National Geographic Features Abu Simbel in List of Best Trips to Take in 2020
Here's why NatGeo picked Abu Simbel as your 2020 destination!
It’s not uncommon to discover that tourists would put visiting Egypt at the top of their bucket lists. This is unsurprising given the country’s undeniably rich cultural heritage, wonderful beaches and thrilling cities. So it makes complete sense, then, that National Geographic (NatGeo), along with National Geographic Traveler and its expert travellers, have featured Aswan’s Abu Simbel temples in their list of Best Trips to Take in 2020.
Each landmark and site that made the list features three sections: “What to know”, “When to go” and “How to go”, to offer travellers a briefing on what to expect and how to plan their trips.
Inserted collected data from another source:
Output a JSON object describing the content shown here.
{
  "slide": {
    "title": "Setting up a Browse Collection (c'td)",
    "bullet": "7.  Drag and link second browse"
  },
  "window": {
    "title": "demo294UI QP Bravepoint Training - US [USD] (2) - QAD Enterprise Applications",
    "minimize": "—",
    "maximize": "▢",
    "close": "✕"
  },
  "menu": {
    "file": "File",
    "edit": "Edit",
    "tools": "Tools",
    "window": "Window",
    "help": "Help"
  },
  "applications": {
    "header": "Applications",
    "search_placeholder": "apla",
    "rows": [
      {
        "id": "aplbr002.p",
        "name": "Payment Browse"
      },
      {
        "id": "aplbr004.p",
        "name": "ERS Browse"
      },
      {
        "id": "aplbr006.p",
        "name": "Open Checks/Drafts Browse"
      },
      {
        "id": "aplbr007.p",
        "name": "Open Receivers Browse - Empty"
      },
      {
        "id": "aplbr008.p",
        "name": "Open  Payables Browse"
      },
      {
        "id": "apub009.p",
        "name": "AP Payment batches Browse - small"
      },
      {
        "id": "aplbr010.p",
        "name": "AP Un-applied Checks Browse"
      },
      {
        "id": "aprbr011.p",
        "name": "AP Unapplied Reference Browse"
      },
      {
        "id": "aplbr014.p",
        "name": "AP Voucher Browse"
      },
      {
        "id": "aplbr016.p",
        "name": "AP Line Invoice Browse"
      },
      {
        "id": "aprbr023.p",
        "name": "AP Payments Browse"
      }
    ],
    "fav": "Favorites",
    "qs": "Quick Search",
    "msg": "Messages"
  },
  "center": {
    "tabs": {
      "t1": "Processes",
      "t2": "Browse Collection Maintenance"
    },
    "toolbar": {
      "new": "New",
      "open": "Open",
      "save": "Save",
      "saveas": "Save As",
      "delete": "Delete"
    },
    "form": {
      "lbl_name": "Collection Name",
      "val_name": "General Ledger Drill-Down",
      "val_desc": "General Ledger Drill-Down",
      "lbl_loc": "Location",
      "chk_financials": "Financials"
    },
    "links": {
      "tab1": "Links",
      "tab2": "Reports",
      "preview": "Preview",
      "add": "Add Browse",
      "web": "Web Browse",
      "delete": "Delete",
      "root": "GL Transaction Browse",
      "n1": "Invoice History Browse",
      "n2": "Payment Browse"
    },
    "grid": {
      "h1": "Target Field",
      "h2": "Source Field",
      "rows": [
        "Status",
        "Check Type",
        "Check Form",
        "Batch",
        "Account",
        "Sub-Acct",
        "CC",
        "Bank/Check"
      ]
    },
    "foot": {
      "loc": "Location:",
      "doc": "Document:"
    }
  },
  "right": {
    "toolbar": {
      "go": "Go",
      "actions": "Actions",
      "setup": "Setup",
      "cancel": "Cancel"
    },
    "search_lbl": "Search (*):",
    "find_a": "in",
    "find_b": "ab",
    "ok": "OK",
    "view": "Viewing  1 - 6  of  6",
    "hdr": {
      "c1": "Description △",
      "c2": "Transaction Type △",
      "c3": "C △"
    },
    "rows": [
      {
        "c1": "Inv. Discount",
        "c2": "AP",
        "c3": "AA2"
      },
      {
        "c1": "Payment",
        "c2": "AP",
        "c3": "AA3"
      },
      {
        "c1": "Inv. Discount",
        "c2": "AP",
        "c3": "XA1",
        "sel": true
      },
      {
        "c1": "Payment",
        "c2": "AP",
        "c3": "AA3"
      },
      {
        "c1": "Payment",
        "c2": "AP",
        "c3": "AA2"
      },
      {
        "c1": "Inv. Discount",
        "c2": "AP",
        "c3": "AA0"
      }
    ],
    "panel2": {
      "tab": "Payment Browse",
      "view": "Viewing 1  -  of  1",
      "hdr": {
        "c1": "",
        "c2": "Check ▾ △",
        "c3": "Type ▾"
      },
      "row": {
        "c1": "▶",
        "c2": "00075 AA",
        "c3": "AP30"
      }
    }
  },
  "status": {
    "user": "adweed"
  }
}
NatGeo comment on Abu Simbel’s privacy, and describes it as one of the main destinations in Egypt where you can feel like you have the entire place to yourself due to its sense of seclusion and serenity.
The Abu Simbel temples were first unearthed in 1813 following their discovery by Swiss traveller and geographer Johann Ludwig Burckhardt. In 1960, they were saved from the Nile River waters that rose due to the Aswan Dam, thanks to a five-year relocation project executed by the Egyptian government and UNESCO.
Built by Ramses II, the temples pay homage to himself and his family. You can find statues of Ramses II, his wife, Queen Nefertari, his mother Mut-Tuya (also known as Queen T) and his children. The temple is built in honour of the Sun Gods, Amon-Re and Re-Horakhte and within it are three halls featuring scenes of his victory at the Battle of Kadesh. On the mornings of February 22nd and October 22nd, visitors should expect to see the illumination of the sun throughout the entire length of the temple, as well as the shrine.
NatGeo suggests February and March as the best time to visit the temples and recommends visiting them as part of a Nile Cruise. That way, travellers can enjoy more of Egypt’s magical wonders. Abu Simbel is one of Egypt’s many surreal ancient sites, and we couldn’t be happier that NatGeo is giving it the attention it deserves.